Avez-vous déjà en tête le thème du prochain ?

Oui, j’en termine même la rédaction ces jours-ci. Un thème et un contexte très différents… On en parlera le moment venu…

Quel est le dernier livre que vous ayez lu ?

J’en citerais trois : Orage sur le Tanganika de Wilfried N’Sondé (Didier) – et je vais attaquer bientôt Berlinoise (Actes Sud) son dernier – La Chance que tu as de Denis Michelis (Stock) et Après l’équateur de Baptiste Fillon (Gallimard). Trois bijoux dans des genres très différents. À lire absolument.

La question surprise de Caroline Vié

Caroline ViéCher Paul à quel super héros vous identifiez-vous le plus et pourquoi ?

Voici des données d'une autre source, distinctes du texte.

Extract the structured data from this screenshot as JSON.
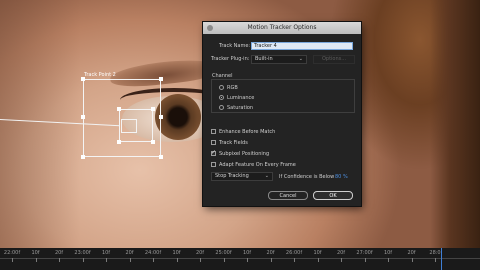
{
  "tracker_overlay": {
    "label": "Track Point 2"
  },
  "dialog": {
    "title": "Motion Tracker Options",
    "track_name_label": "Track Name:",
    "track_name_value": "Tracker 4",
    "plugin_label": "Tracker Plug-in:",
    "plugin_value": "Built-in",
    "options_button": "Options...",
    "channel_group": "Channel",
    "channels": [
      {
        "label": "RGB",
        "selected": false
      },
      {
        "label": "Luminance",
        "selected": true
      },
      {
        "label": "Saturation",
        "selected": false
      }
    ],
    "checkboxes": [
      {
        "label": "Enhance Before Match",
        "checked": false
      },
      {
        "label": "Track Fields",
        "checked": false
      },
      {
        "label": "Subpixel Positioning",
        "checked": true
      },
      {
        "label": "Adapt Feature On Every Frame",
        "checked": false
      }
    ],
    "confidence_action": "Stop Tracking",
    "confidence_label": "If Confidence is Below",
    "confidence_value": "80 %",
    "cancel_button": "Cancel",
    "ok_button": "OK"
  },
  "timeline": {
    "ticks": [
      "22:00f",
      "10f",
      "20f",
      "23:00f",
      "10f",
      "20f",
      "24:00f",
      "10f",
      "20f",
      "25:00f",
      "10f",
      "20f",
      "26:00f",
      "10f",
      "20f",
      "27:00f",
      "10f",
      "20f",
      "28:0"
    ]
  }
}
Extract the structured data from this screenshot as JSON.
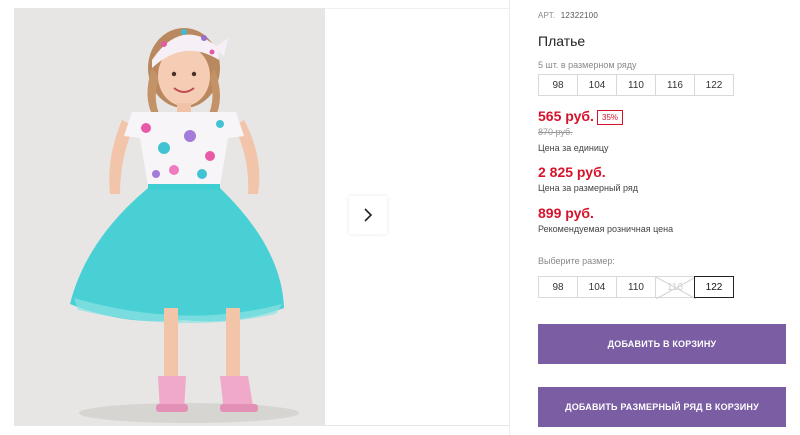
{
  "product": {
    "article_label": "АРТ.",
    "article_value": "12322100",
    "title": "Платье"
  },
  "size_row": {
    "note": "5 шт. в размерном ряду",
    "sizes": [
      "98",
      "104",
      "110",
      "116",
      "122"
    ]
  },
  "prices": {
    "unit_price": "565 руб.",
    "discount": "35%",
    "old_price": "870 руб.",
    "unit_label": "Цена за единицу",
    "row_price": "2 825 руб.",
    "row_label": "Цена за размерный ряд",
    "retail_price": "899 руб.",
    "retail_label": "Рекомендуемая розничная цена"
  },
  "size_select": {
    "label": "Выберите размер:",
    "sizes": [
      "98",
      "104",
      "110",
      "116",
      "122"
    ],
    "selected": "122",
    "unavailable": "116"
  },
  "buttons": {
    "add_to_cart": "ДОБАВИТЬ В КОРЗИНУ",
    "add_row_to_cart": "ДОБАВИТЬ РАЗМЕРНЫЙ РЯД В КОРЗИНУ"
  },
  "colors": {
    "price_red": "#d6132b",
    "button_purple": "#7a5da3",
    "dress_tulle": "#3fcfd3"
  },
  "icons": {
    "next_arrow": "chevron-right-icon"
  }
}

Si enfant comme des millions je me suis identifié tour à tour à Superman, sa supervitesse et sa superpuissance (matrices de tous les superpouvoirs), à Batman et ses supergadgets (lui n’a pas de superpouvoirs en réalité bien que cela soit difficile à concevoir), à Spiderman avec ses doutes adolescents, à Hulk aussi parfois si l’envie de tout casser autour de moi me prenait, aujourd’hui celui duquel je me sentirais le plus proche serait le Surfer d’Argent. Avec ses errances intergalactiques, ses doutes cosmologiques et métaphysiques il a quelque chose de kierkegaardien, hagard et égaré non seulement dans l’espace mais aussi au cœur même des comic books… J’ai aussi un faible – sans aller jusqu’à l’identification ! – pour Rorschach, un des super-héros déchus créés par Alan Moore et Dave Gibbons dans la série Watchmen (Les Gardiens)… Avec son masque changeant aux allures de taches des tests de Rorschach, son passé hanté d’enfant torturé et qui se conduit en héros malgré tout…

Paul Vacca

Paul Vacca

Paul Vacca est né à Silver Spring, dans le Maryland.

Romancier, scénariste et essayiste, il a déjà publié deux romans : La Petite Cloche au son grêle (Philippe Rey 2008 – Le Livre de Poche, 2013) sélectionné dans de nombreux prix et festivals, et Nueva Königsberg (Philippe Rey, 2009) en cours d’adaptation pour le cinéma.

Après un essai, La Société du hold-up (Fayard 2012), il retrouve avec Comment Thomas Leclerc 10 ans 3 mois et 4 jours est devenu Tom l’Éclair et a sauvé le monde les superpouvoirs de la fiction.